Content Management Systems are only ten years old and yet there are already over two thousand types of them on the market. At the low end of the multibillion dollar CMS business there are weblogs, wikis, forums, and news portals--often called CMS-Lite. At the high-end are enterprise content management (ECM) systems, which integrate management of documents, records, customers, and expert knowledge, as well as provide ecommerce support. In either case, we need to structure information in these CMS to create the best interactive user experience. What are the differences between the Big CMS and the Small ones; and do they matter to optimizing the user experience?
First up, a big differentiator is price. Licenses from top CMS vendors like Documentum, FatWire, Interwoven, and Vignette are six figures--sometimes per CPU! Many CMS-Lite products border on free. You need only get an ISP who also runs one of dozens of open-source news portal systems like Drupal or social networking tools like TikiWiki. At the very lowest end, you can set up a low-cost WordPress weblog or even a free one on Google's Blogger.com. If your company already has an in-house IT shop, they are probably now readying blogs, wikis, or forums for your intranet.
The next, and most important, thing to consider is the information architecture of these tools. Big CMS are actually multiple, loosely-coupled, applications all running against a single content repository database (though they may integrate content from separate legacy databases, usually wrapped in XML data structures). Each application may have its own user interface optimized to its special function. These separate applications are often template-driven structures and today are more likely to be an XML application that collects user input via forms to generate valid XML data on creation.
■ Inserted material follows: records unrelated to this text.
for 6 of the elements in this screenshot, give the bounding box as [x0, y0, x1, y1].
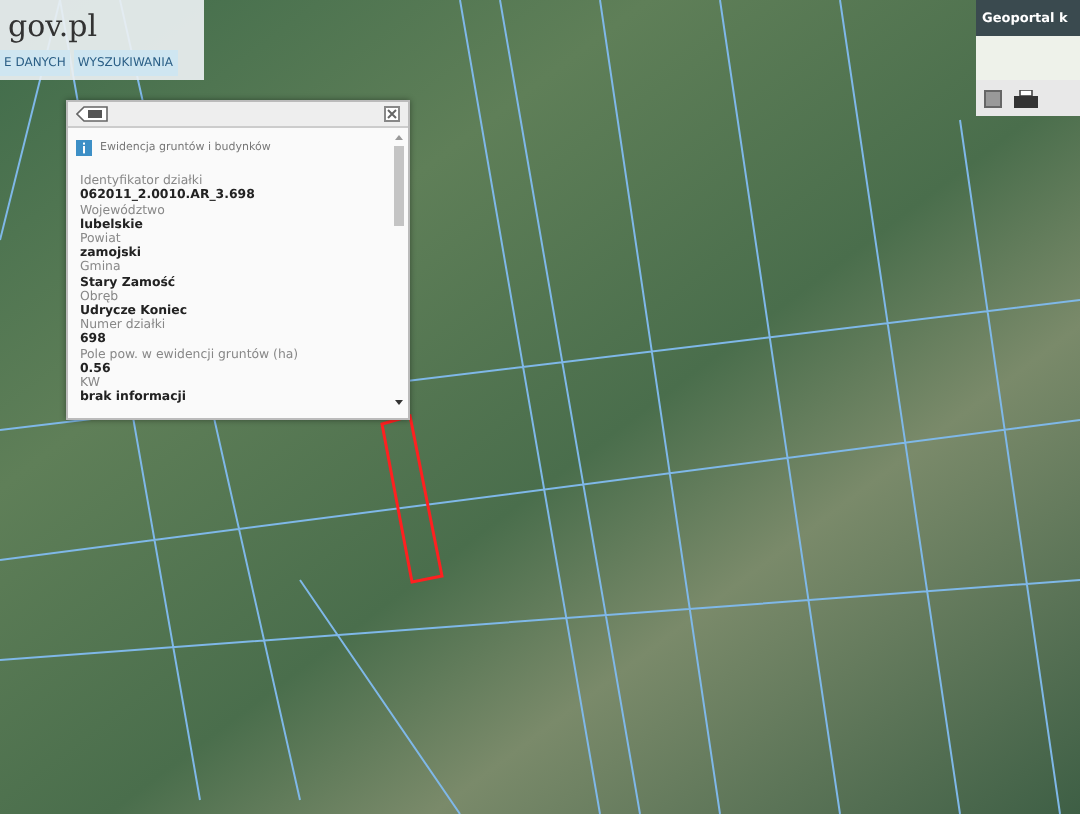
grid-icon[interactable]	[984, 89, 1002, 108]
back-icon[interactable]	[76, 106, 108, 122]
info-icon	[76, 140, 92, 157]
close-icon[interactable]	[384, 106, 400, 122]
site-logo: gov.pl	[6, 8, 99, 44]
printer-icon[interactable]	[1014, 89, 1038, 108]
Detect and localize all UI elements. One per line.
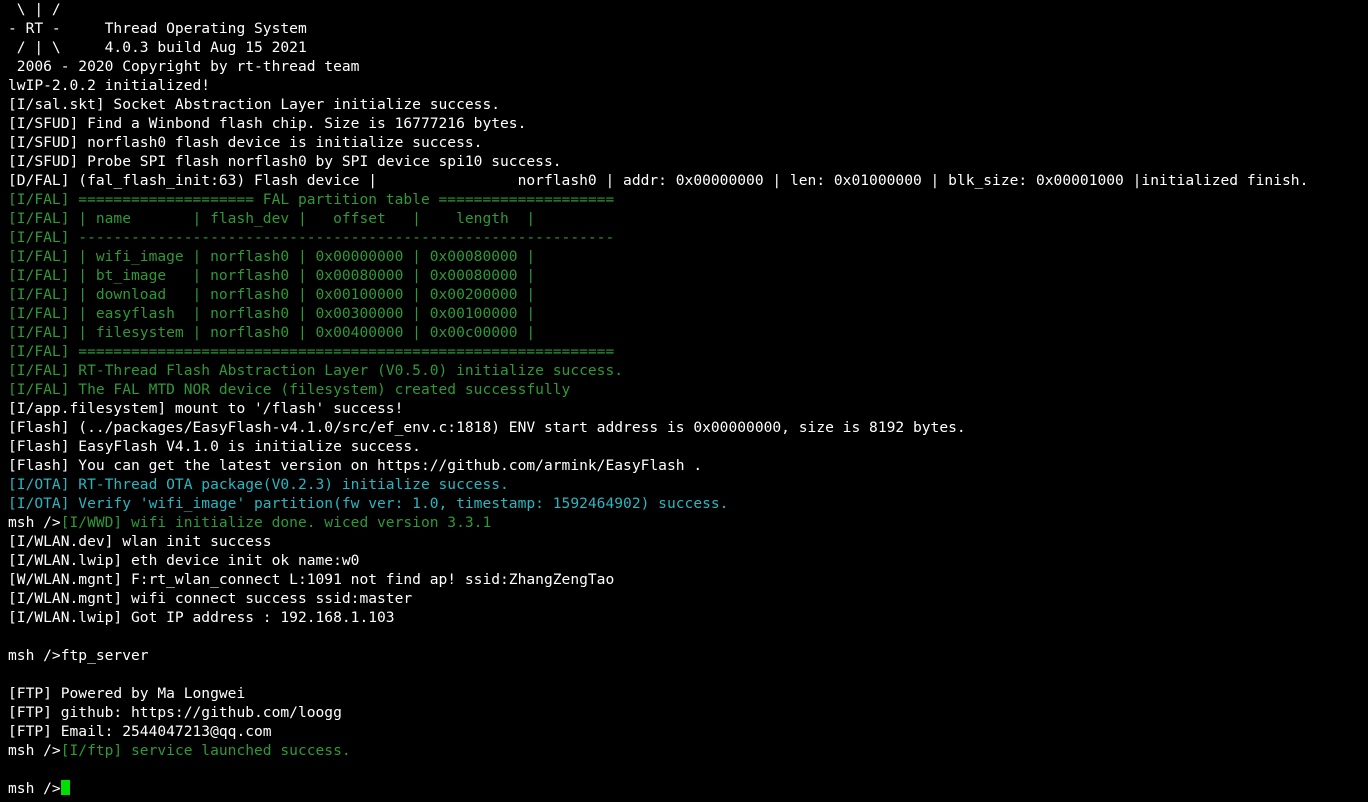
terminal-line: lwIP-2.0.2 initialized! — [8, 76, 1368, 95]
log-text: [I/FAL] ==================== FAL partiti… — [8, 191, 615, 208]
terminal-line: [D/FAL] (fal_flash_init:63) Flash device… — [8, 171, 1368, 190]
terminal-line: [I/app.filesystem] mount to '/flash' suc… — [8, 399, 1368, 418]
terminal-line: [I/FAL] | filesystem | norflash0 | 0x004… — [8, 323, 1368, 342]
terminal-line: [I/FAL] --------------------------------… — [8, 228, 1368, 247]
terminal-line: [I/FAL] ==================== FAL partiti… — [8, 190, 1368, 209]
log-text: [I/ftp] service launched success. — [60, 742, 351, 759]
terminal-line: [W/WLAN.mgnt] F:rt_wlan_connect L:1091 n… — [8, 570, 1368, 589]
terminal-line: [I/FAL] The FAL MTD NOR device (filesyst… — [8, 380, 1368, 399]
log-text: [I/OTA] Verify 'wifi_image' partition(fw… — [8, 495, 729, 512]
terminal-line: [I/sal.skt] Socket Abstraction Layer ini… — [8, 95, 1368, 114]
log-text: [I/FAL] | bt_image | norflash0 | 0x00080… — [8, 267, 536, 284]
terminal-line: 2006 - 2020 Copyright by rt-thread team — [8, 57, 1368, 76]
terminal-line: [I/SFUD] Probe SPI flash norflash0 by SP… — [8, 152, 1368, 171]
terminal-line: [FTP] Email: 2544047213@qq.com — [8, 722, 1368, 741]
log-text: [I/WLAN.lwip] Got IP address : 192.168.1… — [8, 609, 395, 626]
terminal-line: [I/FAL] | name | flash_dev | offset | le… — [8, 209, 1368, 228]
terminal-line: - RT - Thread Operating System — [8, 19, 1368, 38]
log-text: / | \ 4.0.3 build Aug 15 2021 — [8, 39, 307, 56]
terminal-line: [FTP] Powered by Ma Longwei — [8, 684, 1368, 703]
log-text: [Flash] (../packages/EasyFlash-v4.1.0/sr… — [8, 419, 966, 436]
terminal-line: \ | / — [8, 0, 1368, 19]
log-text: [I/FAL] | easyflash | norflash0 | 0x0030… — [8, 305, 536, 322]
log-text: - RT - Thread Operating System — [8, 20, 307, 37]
prompt-line[interactable]: msh /> — [8, 779, 1368, 798]
log-text: [I/WLAN.mgnt] wifi connect success ssid:… — [8, 590, 413, 607]
log-text: [I/FAL] ================================… — [8, 343, 615, 360]
terminal-line: [Flash] EasyFlash V4.1.0 is initialize s… — [8, 437, 1368, 456]
log-text: 2006 - 2020 Copyright by rt-thread team — [8, 58, 360, 75]
terminal-line: / | \ 4.0.3 build Aug 15 2021 — [8, 38, 1368, 57]
terminal-line: [I/WLAN.mgnt] wifi connect success ssid:… — [8, 589, 1368, 608]
terminal-line: [I/OTA] RT-Thread OTA package(V0.2.3) in… — [8, 475, 1368, 494]
shell-prompt: msh /> — [8, 780, 61, 797]
log-text: lwIP-2.0.2 initialized! — [8, 77, 211, 94]
log-text: [I/WWD] wifi initialize done. wiced vers… — [60, 514, 492, 531]
shell-prompt: msh />ftp_server — [8, 647, 149, 664]
terminal-line: [I/SFUD] Find a Winbond flash chip. Size… — [8, 114, 1368, 133]
terminal-line: [I/WLAN.lwip] eth device init ok name:w0 — [8, 551, 1368, 570]
log-text: [I/sal.skt] Socket Abstraction Layer ini… — [8, 96, 501, 113]
log-text: [FTP] Powered by Ma Longwei — [8, 685, 246, 702]
log-text: [I/OTA] RT-Thread OTA package(V0.2.3) in… — [8, 476, 509, 493]
terminal-line: [Flash] You can get the latest version o… — [8, 456, 1368, 475]
log-text: \ | / — [8, 1, 61, 18]
log-text: [I/FAL] | filesystem | norflash0 | 0x004… — [8, 324, 536, 341]
log-text: [FTP] github: https://github.com/loogg — [8, 704, 342, 721]
log-text: [I/FAL] RT-Thread Flash Abstraction Laye… — [8, 362, 624, 379]
log-text: [I/SFUD] Probe SPI flash norflash0 by SP… — [8, 153, 562, 170]
terminal-line: msh />[I/WWD] wifi initialize done. wice… — [8, 513, 1368, 532]
terminal-line: msh />[I/ftp] service launched success. — [8, 741, 1368, 760]
text-cursor — [60, 780, 70, 795]
terminal-line: [I/OTA] Verify 'wifi_image' partition(fw… — [8, 494, 1368, 513]
terminal-line: [I/WLAN.lwip] Got IP address : 192.168.1… — [8, 608, 1368, 627]
terminal-line: [I/FAL] | download | norflash0 | 0x00100… — [8, 285, 1368, 304]
terminal-line: [Flash] (../packages/EasyFlash-v4.1.0/sr… — [8, 418, 1368, 437]
log-text: [D/FAL] (fal_flash_init:63) Flash device… — [8, 172, 1309, 189]
terminal-line: [I/FAL] | easyflash | norflash0 | 0x0030… — [8, 304, 1368, 323]
log-text: [I/FAL] --------------------------------… — [8, 229, 615, 246]
log-text: [I/app.filesystem] mount to '/flash' suc… — [8, 400, 404, 417]
terminal-line: [I/FAL] | bt_image | norflash0 | 0x00080… — [8, 266, 1368, 285]
terminal-line: msh />ftp_server — [8, 646, 1368, 665]
shell-prompt: msh /> — [8, 742, 61, 759]
terminal-line: [I/WLAN.dev] wlan init success — [8, 532, 1368, 551]
shell-prompt: msh /> — [8, 514, 61, 531]
log-text: [I/FAL] | name | flash_dev | offset | le… — [8, 210, 536, 227]
terminal-window[interactable]: \ | / - RT - Thread Operating System / | … — [0, 0, 1368, 802]
terminal-line: [I/FAL] | wifi_image | norflash0 | 0x000… — [8, 247, 1368, 266]
terminal-line: [I/SFUD] norflash0 flash device is initi… — [8, 133, 1368, 152]
terminal-line: [FTP] github: https://github.com/loogg — [8, 703, 1368, 722]
log-text: [I/WLAN.lwip] eth device init ok name:w0 — [8, 552, 360, 569]
log-text: [Flash] EasyFlash V4.1.0 is initialize s… — [8, 438, 421, 455]
log-text: [I/FAL] | wifi_image | norflash0 | 0x000… — [8, 248, 536, 265]
log-text: [I/SFUD] norflash0 flash device is initi… — [8, 134, 483, 151]
log-text: [I/WLAN.dev] wlan init success — [8, 533, 272, 550]
log-text: [I/FAL] | download | norflash0 | 0x00100… — [8, 286, 536, 303]
log-text: [W/WLAN.mgnt] F:rt_wlan_connect L:1091 n… — [8, 571, 615, 588]
log-text: [Flash] You can get the latest version o… — [8, 457, 703, 474]
log-text: [I/SFUD] Find a Winbond flash chip. Size… — [8, 115, 527, 132]
log-text: [I/FAL] The FAL MTD NOR device (filesyst… — [8, 381, 571, 398]
log-text: [FTP] Email: 2544047213@qq.com — [8, 723, 272, 740]
terminal-line: [I/FAL] ================================… — [8, 342, 1368, 361]
terminal-line: [I/FAL] RT-Thread Flash Abstraction Laye… — [8, 361, 1368, 380]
A large organization may have an in-house team or a professional services consultancy (often provided directly by the CMS vendor) to design all these templates and user interfaces.
So what are the big differences for the Small CMS?
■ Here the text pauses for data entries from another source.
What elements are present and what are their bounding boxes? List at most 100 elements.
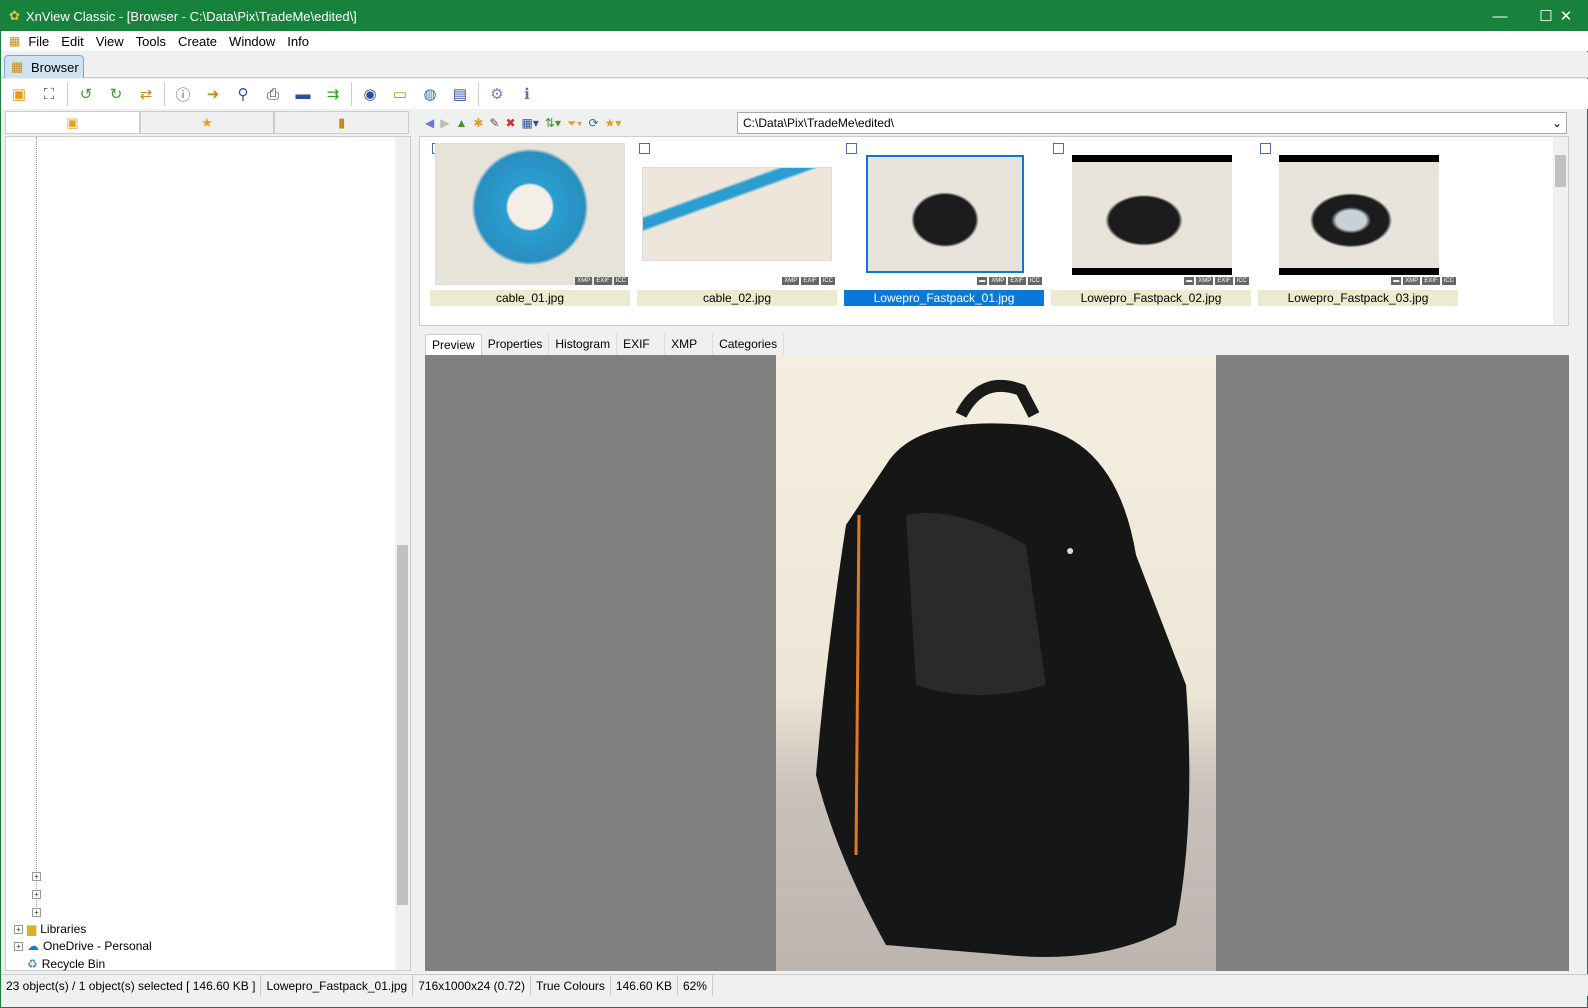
thumbnail-item[interactable]: XMP EXIF ICC cable_01.jpg: [430, 137, 630, 307]
expand-icon[interactable]: +: [14, 941, 23, 951]
folder-tree-icon: ▦: [11, 59, 24, 74]
batch-convert-icon[interactable]: ⇉: [321, 82, 345, 106]
thumbnail-scrollbar[interactable]: [1553, 137, 1568, 325]
tree-item-label: Libraries: [40, 922, 87, 936]
scan-icon[interactable]: ▬: [291, 82, 315, 106]
thumbnail-checkbox[interactable]: [1260, 143, 1271, 154]
sort-icon[interactable]: ⇅▾: [545, 116, 561, 130]
print-icon[interactable]: ⎙: [261, 82, 285, 106]
close-button[interactable]: ✕: [1543, 1, 1588, 31]
about-info-icon[interactable]: ℹ: [515, 82, 539, 106]
tab-histogram[interactable]: Histogram: [549, 334, 618, 355]
tab-categories[interactable]: Categories: [713, 334, 785, 355]
fullscreen-icon[interactable]: ⛶: [37, 82, 61, 106]
tree-item-recycle-bin[interactable]: ♻ Recycle Bin: [27, 957, 105, 971]
thumbnail-item[interactable]: ▬ XMP EXIF ICC Lowepro_Fastpack_02.jpg: [1051, 137, 1251, 307]
menu-info[interactable]: Info: [287, 34, 309, 49]
bookmark-icon: ▮: [338, 114, 346, 130]
tree-scrollbar[interactable]: [395, 137, 410, 970]
view-image-icon[interactable]: ▣: [7, 82, 31, 106]
view-mode-icon[interactable]: ▦▾: [522, 116, 539, 130]
menu-window[interactable]: Window: [229, 34, 275, 49]
thumbnail-label: Lowepro_Fastpack_02.jpg: [1051, 290, 1251, 306]
expand-icon[interactable]: +: [32, 890, 41, 899]
left-panel-tabs: ▣ ★ ▮: [5, 111, 410, 134]
panel-splitter[interactable]: [411, 136, 419, 971]
main-toolbar: ▣ ⛶ ↺ ↻ ⇄ ⓘ ➜ ⚲ ⎙ ▬ ⇉ ◉ ▭ ◍ ▤ ⚙ ℹ: [1, 79, 1588, 109]
favorites-icon[interactable]: ★▾: [605, 116, 622, 130]
slideshow-icon[interactable]: ▭: [388, 82, 412, 106]
expand-icon[interactable]: +: [32, 908, 41, 917]
new-folder-icon[interactable]: ✱: [473, 116, 483, 130]
contact-sheet-icon[interactable]: ▤: [448, 82, 472, 106]
preview-tabs: Preview Properties Histogram EXIF XMP Ca…: [425, 334, 1569, 355]
forward-icon[interactable]: ▶: [440, 116, 449, 130]
delete-icon[interactable]: ✖: [505, 116, 515, 130]
svg-text:●: ●: [1066, 542, 1074, 558]
path-text: C:\Data\Pix\TradeMe\edited\: [743, 116, 894, 130]
preview-image: ●: [776, 355, 1216, 971]
status-selection: 23 object(s) / 1 object(s) selected [ 14…: [1, 975, 262, 996]
thumbnail-item-selected[interactable]: ▬ XMP EXIF ICC Lowepro_Fastpack_01.jpg: [844, 137, 1044, 307]
thumbnail-label: cable_01.jpg: [430, 290, 630, 306]
tree-item-label: Recycle Bin: [41, 957, 106, 971]
back-icon[interactable]: ◀: [425, 116, 434, 130]
thumbnail-image: [866, 155, 1024, 273]
tab-preview[interactable]: Preview: [425, 334, 482, 355]
refresh-icon[interactable]: ⟳: [588, 116, 598, 130]
tab-browser[interactable]: ▦ Browser: [4, 55, 84, 78]
libraries-icon: ▆: [27, 922, 37, 936]
title-bar: ✿ XnView Classic - [Browser - C:\Data\Pi…: [1, 1, 1588, 31]
folder-tree[interactable]: + + + + ▆ Libraries + ☁ OneDrive - Personal …: [5, 136, 411, 971]
tab-exif[interactable]: EXIF: [617, 334, 666, 355]
path-input[interactable]: C:\Data\Pix\TradeMe\edited\ ⌄: [737, 112, 1567, 134]
rotate-right-icon[interactable]: ↻: [104, 82, 128, 106]
folders-icon: ▣: [66, 114, 79, 130]
status-bar: 23 object(s) / 1 object(s) selected [ 14…: [1, 974, 1588, 996]
thumbnail-image: [1279, 155, 1439, 275]
tab-xmp[interactable]: XMP: [665, 334, 714, 355]
thumbnail-label: Lowepro_Fastpack_03.jpg: [1258, 290, 1458, 306]
menu-create[interactable]: Create: [178, 34, 217, 49]
tree-item-libraries[interactable]: + ▆ Libraries: [14, 922, 86, 936]
capture-icon[interactable]: ◉: [358, 82, 382, 106]
navigation-toolbar: ◀ ▶ ▲ ✱ ✎ ✖ ▦▾ ⇅▾ ⏷▾ ⟳ ★▾ C:\Data\Pix\Tr…: [419, 111, 1569, 135]
scrollbar-thumb[interactable]: [1555, 155, 1566, 187]
convert-icon[interactable]: ⇄: [134, 82, 158, 106]
thumbnail-checkbox[interactable]: [639, 143, 650, 154]
menu-view[interactable]: View: [96, 34, 124, 49]
tab-favorites[interactable]: ★: [139, 111, 275, 134]
rotate-left-icon[interactable]: ↺: [74, 82, 98, 106]
thumbnail-item[interactable]: ▬ XMP EXIF ICC Lowepro_Fastpack_03.jpg: [1258, 137, 1458, 307]
chevron-down-icon[interactable]: ⌄: [1552, 116, 1562, 130]
thumbnail-item[interactable]: XMP EXIF ICC cable_02.jpg: [637, 137, 837, 307]
app-logo-icon: ✿: [9, 8, 20, 23]
tab-properties[interactable]: Properties: [482, 334, 550, 355]
rename-icon[interactable]: ✎: [489, 116, 499, 130]
thumbnail-checkbox[interactable]: [1053, 143, 1064, 154]
menu-file[interactable]: File: [28, 34, 49, 49]
status-zoom: 62%: [678, 975, 713, 996]
scrollbar-thumb[interactable]: [397, 545, 408, 905]
filter-icon[interactable]: ⏷▾: [567, 116, 582, 131]
up-folder-icon[interactable]: ▲: [455, 116, 467, 130]
expand-icon[interactable]: +: [32, 872, 41, 881]
web-page-icon[interactable]: ◍: [418, 82, 442, 106]
image-preview: ●: [425, 355, 1569, 971]
document-tab-bar: ▦ Browser: [1, 52, 1588, 78]
expand-icon[interactable]: +: [14, 924, 23, 934]
thumbnail-checkbox[interactable]: [846, 143, 857, 154]
cloud-icon: ☁: [27, 939, 39, 953]
tab-categories[interactable]: ▮: [274, 111, 410, 134]
tab-folders[interactable]: ▣: [5, 111, 140, 134]
backpack-photo: ●: [816, 380, 1190, 957]
star-icon: ★: [201, 114, 213, 130]
settings-gear-icon[interactable]: ⚙: [485, 82, 509, 106]
tree-item-onedrive[interactable]: + ☁ OneDrive - Personal: [14, 939, 152, 953]
move-copy-icon[interactable]: ➜: [201, 82, 225, 106]
menu-edit[interactable]: Edit: [61, 34, 83, 49]
file-info-icon[interactable]: ⓘ: [171, 82, 195, 106]
search-binoculars-icon[interactable]: ⚲: [231, 82, 255, 106]
menu-tools[interactable]: Tools: [136, 34, 166, 49]
thumbnail-image: [1072, 155, 1232, 275]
Small content management systems still have three critical elements--user interface and interaction design, information architectures for their structure, and the core content itself. But the information architecture, the fundamental organizing principle of the CMS-Lite, has been highly restricted. Weblogs, for example, have been optimized and refined for the hundreds of thousands of users of these tools. All content is simply arranged in reverse chronological order and optionally categorized by topic and author. For wikis, organization is achieved by nothing more than simple hyperlinks between pages that are all at the root of the CMS.
Simplifying and standardizing the information architecture lies behind their great market success. What all of the CMS-Lite tools offer is an out-of-the-box well-proven user experience where you simply type in the content, do a modest amount of tagging, and voila--publish to the Web. They also build in RSS syndication that simplifies reusing your content via Web services.
Big IA and Small IA
Unfortunately, the highly successful simplified IA of the popular CMS-Lite tools does not scale well. In ECM there are many more content types than simple blog posts to be managed. And many more kinds of user interface.
This leads us to another structural difference, one often overlooked, between the IA of a document collection as a whole (the entire content of an organization) and the architecture of the individual documents, especially Web pages, in the collection.
The classic book Information Architecture for the World Wide Web (O'Reilly), by Louis Rosenfeld and Peter Morville, sets out principles of organizing, labeling (tagging) navigating, and searching (making documents findable) based on decades of experience in organizing document collections, especially the books in our libraries.
Whether you are organizing the pages in a Web site, the documents in a corporate information collection, or content into a portal like Yahoo and Google (which provide taxonomies for the entire Web) there are a number of basic principles/best practices for this kind of IA that I'll call Big IA.
Some of these principles are evolving, like folksonomies, which employ bottom-up tagging schemes versus top-down centrally designed taxonomies. This will all be reported in the third edition of the Morville-Rosenfeld opus, now in the works. also hope Morville and Rosenfeld will also include a lot more about the Small IA of the individual document, especially the Web page with its navigation elements. The trend in documentation is toward highly structured documents that encourage reuse, using XML and the new DITA standard. We also need a standard page structure description language in XML, one that will have room for all the content elements of a printed document, but also the navigation elements and other user interactions of a hyper-document.
Content managers call this the content model, the allowed elements and their attributes, specified in a document schema. Describing this structure layer, between the content inside and the design outside that provides the user experience, is the next great challenge for Information Architects and CM Professionals, both Big and Small.